In ihrer Heimat Algerien sind Geschlechtsangleichungen für trans Menschen zudem verboten. Die Sportlerin in einer Tour zu misgendern, wie das in Medien und sozialen Netzwerken seit Tagen passiert, ist gewaltsam und übergriffig. Beides hat weder etwas mit dem Olympischen Gedanken zu tun, dem sich die Leute vermeintlich verschrieben haben, noch mit dem ominösen Kampf um einen fairen Sport für Frauen. Im Gegenteil steckt darin auch die Gewalt, die Personen erfahren, wenn ihre Optik nicht dem entspricht, was weite Teile der Gesellschaft mit Weiblichkeit assoziieren.

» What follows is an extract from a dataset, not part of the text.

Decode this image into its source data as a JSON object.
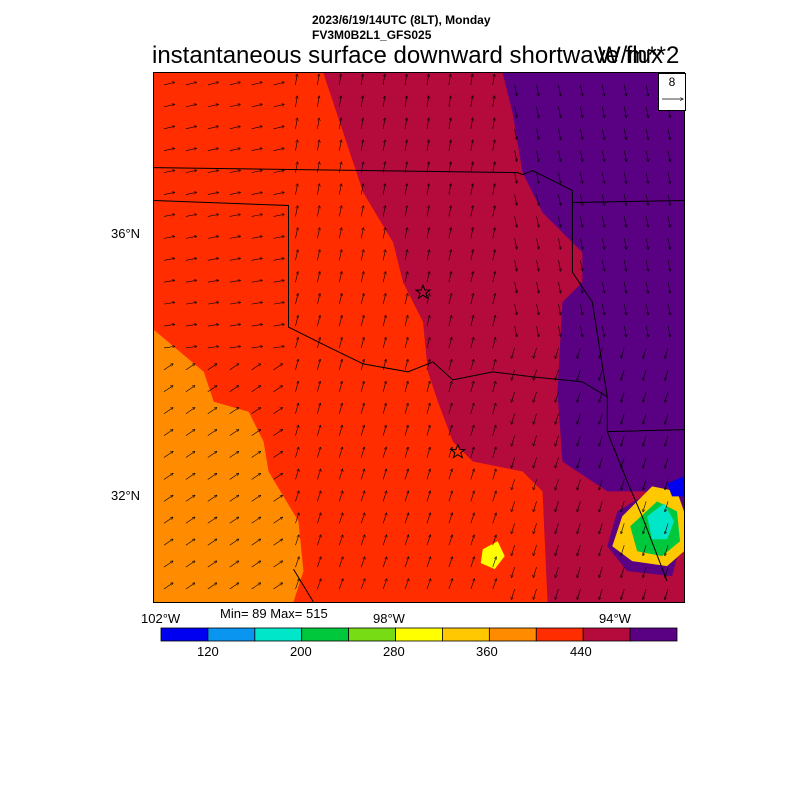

Diese Gewalt trifft nicht-weiße Personen häufiger und härter; sie ist nicht nur frauenfeindlich, sondern auch zutiefst rassistisch. Und im Kern bleibt sie transfeindlich, auch wenn Khelif keine trans Person ist.

Die richtigen Fragen stellen: Wer profitiert?

Wer aber profitiert von der Diskussion? Zum einen die IBA, die nun sogar ein Preisgeld an die unterlegene Boxerin Carini ausschütten möchte, weil Kremlew sich ihre „Tränen nicht ansehen“ konnte. Ganz schön viel positiv geframte Schlagzeilen für einen Mann, unter dessen Führung im September 2022 der ukrainische Verband mit zweifelhafter Begründung suspendiert wurde.

Umar Kremlew in blauem Anzug mit hellblauem Hemd und Krawatte, er sitzt an einem Mikrofon, schaut aus dem Bild. Hinter ihm russische Schrift, mutmaßlich auf einer Aufstellwand.
Ein Mann mit einer ganz eigenen Agenda: Umar Kremlew. (Foto: IMAGO/Russian Look)

Ganz abgesehen davon, dass der Kreml den entmachteten Verband und die Debatte um Khelif nutzt, um Stimmung gegen das IOC zu machen: Schließlich ist man in Russland nicht glücklich darüber, dass lediglich 15 Athlet*innen und das nur unter neutraler Flagge starten dürfen – und sucht Gelegenheiten, sich positiv in Szene zu setzen.

Profiteurin ist außerdem die Regierung der italienischen Rechtspopulistin Giorgia Meloni. Die Regierungschefin ließ sich öffentlichkeitswirksam mit Carini ablichten, suchte das Gespräch mit IOC-Präsident Bach und dürfte sich die Hände reiben über die eskalierende Debatte in italienischen Medien. Schließlich hat ihre ultrarechte Regierung queere Menschen und deren Lebensentwürfe längst ins Visier genommen, unter anderem, indem sie die Geburtsurkunden von Kindern mit gleichgeschlechtlichen Eltern juristisch anfechten.

So che non mollerai, Angela, e so che un giorno guadagnerai con sforzo e sudore quello che meriti. In una competizione finalmente equa. pic.twitter.com/bJ2GfAUTzq

— Giorgia Meloni (@GiorgiaMeloni) August 1, 2024

Völlig untergegangen ist in der aufgeheizten Debatte, wie sich Carini im Nachhinein geäußert hat. Der Gazzetta dello Sport sagte die Boxerin: „Wenn sie nach der Meinung des IOC kämpfen darf, respektiere ich die Entscheidung.“ Zudem betonte die Unterlegene: „Diese Kontroversen haben mich auf jeden Fall traurig gemacht und es tut mir leid für die Gegnerin, die auch nur hier ist, um zu kämpfen.“ Ihren verweigerten Handschlag erklärte sie mit der Enttäuschung über den Ausgang des Kampfes.

Von den Debatten um das Geschlecht ihrer Gegnerin distanzierte sie sich ausdrücklich und erklärte: „Ich entschuldige mich bei ihr und bei allen. Ich habe nichts gegen Khelif. Wenn ich sie noch einmal treffen würde, würde ich sie umarmen.“ Die Aussagen zeigen plastisch, dass Sportlerinnen vielfach überhaupt kein Interesse daran haben, sich vor die Karren derjenigen spannen zu lassen, die sich vermeintlich für ihre Rechte einsetzen.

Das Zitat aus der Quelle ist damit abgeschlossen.